Heureuse(s) rencontre(s). Voyage dans la Franc-maçonnerie maritime

Les ports furent longtemps les vecteurs d’introduction non seulement de nouvelles marchandises mais de pratiques sociales et culturelles les plus diverses. Ce fut le cas pour la Franc-maçonnerie. La Franc-maçonnerie maritime est bien davantage qu’un objet de curiosité, c’est un fait social, culturel, voire politique d’importance que Jean-Yves Guengant nous présente dans un essai passionnant et éclairé. Il avait déjà mis à notre disposition en 2017 une étude sur Les Amis de Sully, trois siècles de Franc-maçonnerie brestoise, publiée aux Editions PAM. C’est à travers la vie d’une autre loge, L’heureuse Rencontre, non sans lien avec Les Amis de Sully, née une première fois en 1745, que Jean-Yves Guengant met en évidence les intérêts du Grand Orient de France pour les loges maritimes, lieux privilégiés de diffusion des idées progressistes comme de conquête ou défense des libertés. Mais encore, la Franc-maçonnerie est directement impliquée dans les grands enjeux maritimes des siècles passés.
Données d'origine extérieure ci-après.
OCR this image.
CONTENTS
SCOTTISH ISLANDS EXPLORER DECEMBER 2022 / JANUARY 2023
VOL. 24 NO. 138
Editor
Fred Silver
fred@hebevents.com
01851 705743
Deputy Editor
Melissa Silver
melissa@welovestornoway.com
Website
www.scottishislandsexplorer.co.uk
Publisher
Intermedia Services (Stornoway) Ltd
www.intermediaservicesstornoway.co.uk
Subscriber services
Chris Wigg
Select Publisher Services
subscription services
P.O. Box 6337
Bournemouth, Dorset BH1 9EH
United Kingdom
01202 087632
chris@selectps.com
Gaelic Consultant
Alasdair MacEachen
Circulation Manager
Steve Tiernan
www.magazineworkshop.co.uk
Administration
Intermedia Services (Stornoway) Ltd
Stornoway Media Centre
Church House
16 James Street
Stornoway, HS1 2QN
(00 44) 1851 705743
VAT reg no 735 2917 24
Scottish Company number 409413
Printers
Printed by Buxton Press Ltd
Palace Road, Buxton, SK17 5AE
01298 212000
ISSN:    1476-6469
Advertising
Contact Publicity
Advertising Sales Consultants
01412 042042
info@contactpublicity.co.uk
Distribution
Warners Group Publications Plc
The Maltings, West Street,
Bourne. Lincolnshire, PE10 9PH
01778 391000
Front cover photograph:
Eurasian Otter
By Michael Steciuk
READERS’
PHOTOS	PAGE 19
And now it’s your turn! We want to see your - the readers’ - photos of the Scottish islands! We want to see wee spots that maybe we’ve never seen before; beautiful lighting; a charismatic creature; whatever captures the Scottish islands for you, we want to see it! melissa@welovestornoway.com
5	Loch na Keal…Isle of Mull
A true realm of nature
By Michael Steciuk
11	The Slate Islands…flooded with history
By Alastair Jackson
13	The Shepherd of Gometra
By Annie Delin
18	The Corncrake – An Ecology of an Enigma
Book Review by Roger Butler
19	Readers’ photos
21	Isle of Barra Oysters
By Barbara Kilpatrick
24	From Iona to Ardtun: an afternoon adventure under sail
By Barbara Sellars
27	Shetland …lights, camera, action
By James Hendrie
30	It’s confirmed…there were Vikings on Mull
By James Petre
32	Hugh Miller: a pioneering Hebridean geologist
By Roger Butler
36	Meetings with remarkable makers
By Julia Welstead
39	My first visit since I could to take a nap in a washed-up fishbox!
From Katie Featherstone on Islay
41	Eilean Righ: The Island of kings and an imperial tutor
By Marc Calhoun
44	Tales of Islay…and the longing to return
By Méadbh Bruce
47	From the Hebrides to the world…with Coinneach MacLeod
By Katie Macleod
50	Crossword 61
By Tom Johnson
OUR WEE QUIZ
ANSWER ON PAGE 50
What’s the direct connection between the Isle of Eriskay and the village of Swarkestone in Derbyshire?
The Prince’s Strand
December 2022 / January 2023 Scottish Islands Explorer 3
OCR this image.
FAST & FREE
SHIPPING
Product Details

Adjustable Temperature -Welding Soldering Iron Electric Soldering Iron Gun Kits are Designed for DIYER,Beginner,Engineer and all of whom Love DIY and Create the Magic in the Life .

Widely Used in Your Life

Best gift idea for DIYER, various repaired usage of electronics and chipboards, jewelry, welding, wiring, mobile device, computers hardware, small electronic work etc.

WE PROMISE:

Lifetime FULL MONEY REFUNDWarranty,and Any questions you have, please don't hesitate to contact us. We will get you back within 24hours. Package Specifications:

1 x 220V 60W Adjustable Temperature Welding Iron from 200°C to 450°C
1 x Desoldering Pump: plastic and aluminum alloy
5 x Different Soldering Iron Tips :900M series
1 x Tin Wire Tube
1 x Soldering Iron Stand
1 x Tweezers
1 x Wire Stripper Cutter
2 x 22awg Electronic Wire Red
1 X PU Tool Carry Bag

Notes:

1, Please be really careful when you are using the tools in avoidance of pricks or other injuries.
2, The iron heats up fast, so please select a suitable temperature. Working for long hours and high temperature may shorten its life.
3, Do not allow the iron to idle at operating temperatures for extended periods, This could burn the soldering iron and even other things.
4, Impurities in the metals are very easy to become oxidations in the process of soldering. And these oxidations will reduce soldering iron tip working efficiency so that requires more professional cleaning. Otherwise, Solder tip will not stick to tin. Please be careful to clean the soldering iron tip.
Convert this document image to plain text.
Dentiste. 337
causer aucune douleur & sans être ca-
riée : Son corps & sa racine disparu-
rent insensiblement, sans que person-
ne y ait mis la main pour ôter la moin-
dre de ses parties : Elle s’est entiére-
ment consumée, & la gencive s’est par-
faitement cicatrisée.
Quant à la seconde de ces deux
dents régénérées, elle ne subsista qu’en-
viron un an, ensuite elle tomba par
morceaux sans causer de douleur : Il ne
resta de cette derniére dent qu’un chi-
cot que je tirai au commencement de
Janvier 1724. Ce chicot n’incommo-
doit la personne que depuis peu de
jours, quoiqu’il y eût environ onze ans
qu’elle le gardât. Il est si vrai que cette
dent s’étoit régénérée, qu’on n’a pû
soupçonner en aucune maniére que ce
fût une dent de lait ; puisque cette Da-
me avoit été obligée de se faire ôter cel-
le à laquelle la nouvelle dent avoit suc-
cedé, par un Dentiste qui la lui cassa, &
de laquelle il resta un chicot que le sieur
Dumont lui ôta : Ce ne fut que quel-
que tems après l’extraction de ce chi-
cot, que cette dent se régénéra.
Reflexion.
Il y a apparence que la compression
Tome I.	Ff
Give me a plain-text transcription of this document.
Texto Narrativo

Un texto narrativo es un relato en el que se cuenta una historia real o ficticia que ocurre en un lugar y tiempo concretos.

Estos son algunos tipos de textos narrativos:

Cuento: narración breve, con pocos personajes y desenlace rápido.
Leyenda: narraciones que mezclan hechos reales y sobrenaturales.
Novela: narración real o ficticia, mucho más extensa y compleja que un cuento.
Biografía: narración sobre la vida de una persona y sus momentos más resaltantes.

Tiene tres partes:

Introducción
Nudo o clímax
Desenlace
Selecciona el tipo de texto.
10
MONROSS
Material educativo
« Les noms de Bougainville, nous dit-il, La Pérouse, Fleuriot de Langles, Boux, Bruix, Loynes de la Coudraye, Verdun de la Crenne, l’abbé Pingré évoquent l’Encyclopédie, les grandes explorations maritimes, la mise au point des chronomètres marins, et l’histoire des navires. Autant de noms liés à la Franc-maçonnerie, à la recherche d’une fraternité d’un monde dédié à l’art militaire. »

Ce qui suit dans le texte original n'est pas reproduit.